The Jewish Agency is the primary recipient of funds raised for overseas needs by the UJA and Jewish community federations. The agency received $201 million in funding in 1994, $30 million less than in 1993.

Most federations have reduced the percentage of annual campaign proceeds they allocate to Israel from 60 percent a decade ago to a current average of approximately 40 percent.

Federations will now be expected to do more to save the Jewish Agency. In fact, the viability of the recovery program rests on Diaspora fund-raisers’ pledge to raise an additional $230 million over the next five years.

But considering the environment in which they work, the challenge to Diaspora fundraisers to keep end of the bargain will be formidable. Here’s why: * Trends indicate that federation are leaning towards reducing allocations to Israel in order to deal with growing problems at home, such as rapid simulation and Republican-driven budget cuts that are crippling local social services. * Many donors are now more inclined to give to specific causes, as indicated in the significant rise in giving to hospitals, schools and universities over the years, and not to a broad menu of services, such as those supported by the UJA. * In jettisoning Youth Aliyah from the Jewish Agency umbrella, the UJA may have lost one of its best-selling “kishka” programs.

So how will the recovery plan, while an impressive budget buster, help fund- raisers put more money back into the pipeline?
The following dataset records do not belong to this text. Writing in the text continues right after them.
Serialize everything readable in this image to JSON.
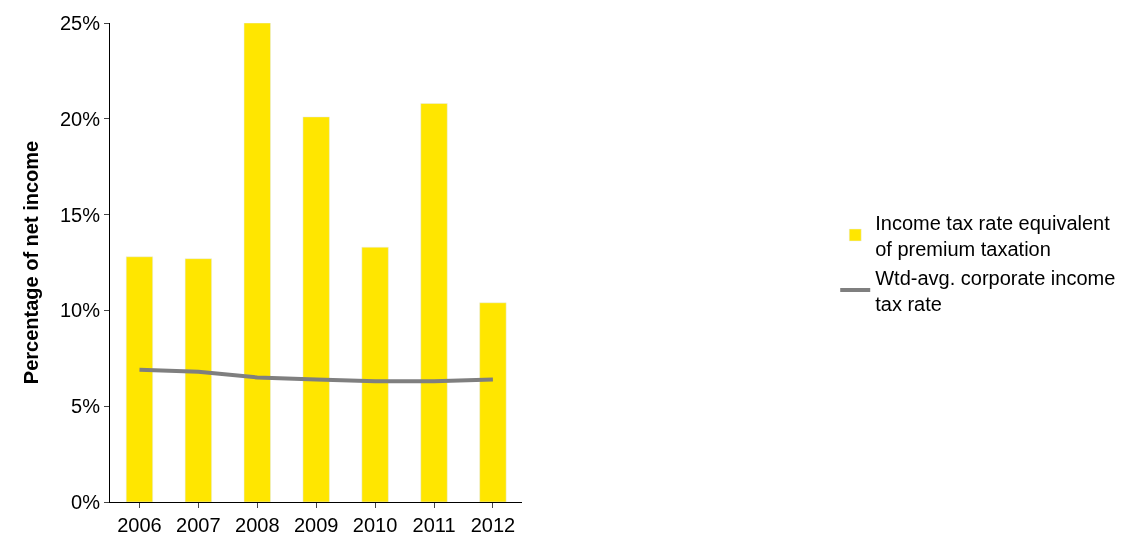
{
  "chart_data": {
    "type": "bar",
    "ylabel": "Percentage of net income",
    "categories": [
      "2006",
      "2007",
      "2008",
      "2009",
      "2010",
      "2011",
      "2012"
    ],
    "series": [
      {
        "name": "Income tax rate equivalent of premium taxation",
        "color": "#ffe600",
        "values": [
          12.8,
          12.7,
          25,
          20.1,
          13.3,
          20.8,
          10.4
        ]
      },
      {
        "name": "Wtd-avg. corporate income tax rate",
        "type": "line",
        "color": "#7f7f7f",
        "values": [
          6.9,
          6.8,
          6.5,
          6.4,
          6.3,
          6.3,
          6.4
        ]
      }
    ],
    "ylim": [
      0,
      25
    ],
    "yticks": [
      {
        "value": 0,
        "label": "0%"
      },
      {
        "value": 5,
        "label": "5%"
      },
      {
        "value": 10,
        "label": "10%"
      },
      {
        "value": 15,
        "label": "15%"
      },
      {
        "value": 20,
        "label": "20%"
      },
      {
        "value": 25,
        "label": "25%"
      }
    ],
    "legend": "right",
    "marker": "none"
  }
}
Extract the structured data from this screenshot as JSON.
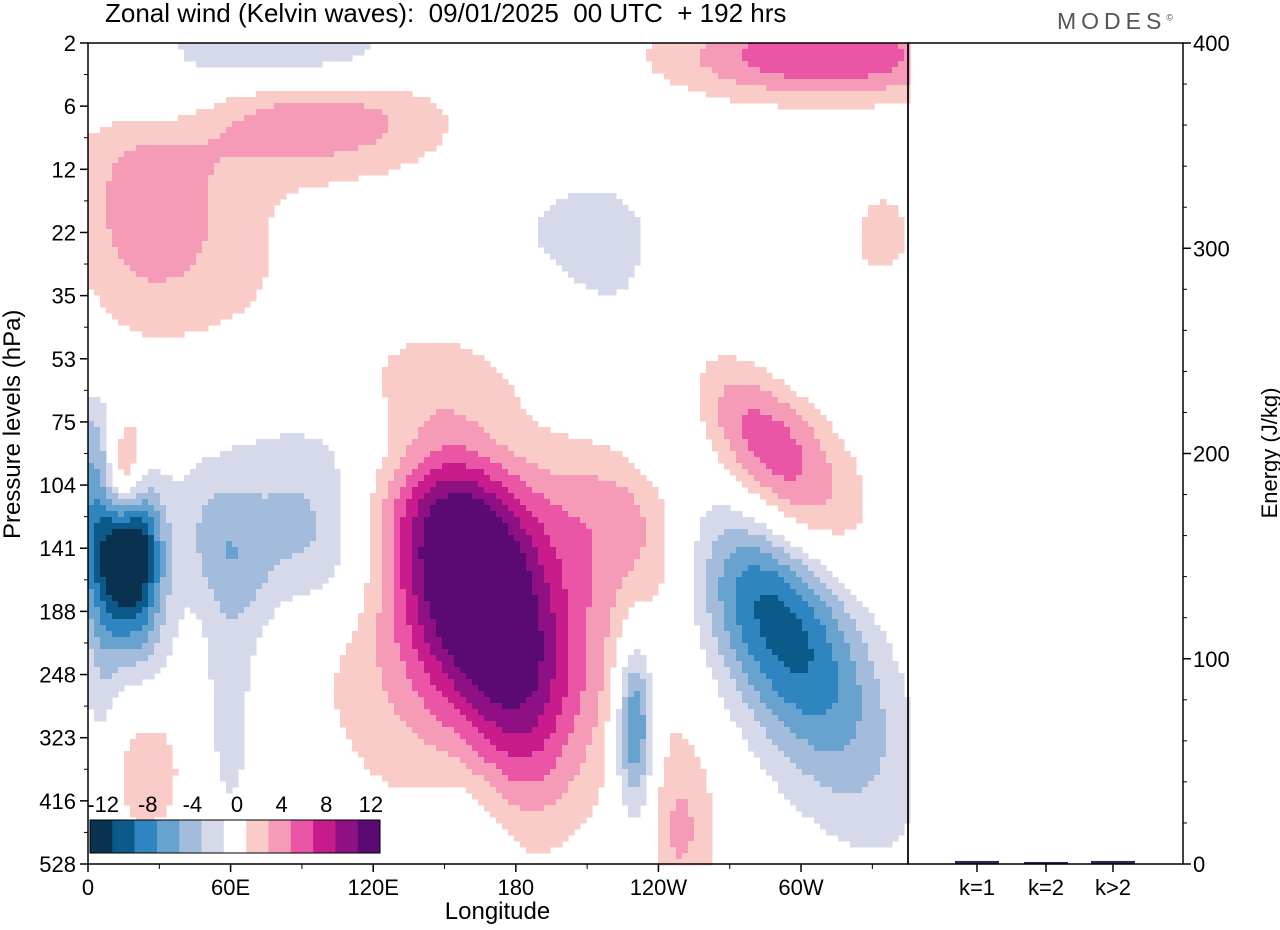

By improving the Jewish Agency’s focus and marketability, say agency leaders.

“Our leadership wants to see a healthy instrument which is strong and has vision,” said Rabbi Harvey Fields of Los Angeles, a member of the Board of Governors. “Approval of this plan gives the agency this.”

Richard Pearlstone, national chairman, of UJA, agrees. “Now we have a focus – aliyah and absorption – and that’s what sells,” he said.

Still, a few fund-raisers voiced doubts as to the immediate impact of the Board of Governors’ decisions on local communities.

“Most donors are totally tuned out to the details of the agency’s programs and would give me a blank stare if I told them Youth Aliyah was cut out,” said Aaron of Philadelphia. “They simply trust the leadership and follow their guidance.”

Still, most agreed that the impact of the recovery plan would, sooner or later, be positive for communal fund raising.

“If nothing else, we prepared the solid ground to move into the future,” said Tom Falik of Atlanta, chairman of the Board of Governor’s Budget Subcommittee on Aliyah and Absorption. “We are now positioned to do aliyah and absorption the way it’s supposed to be done – and our donors will like that.”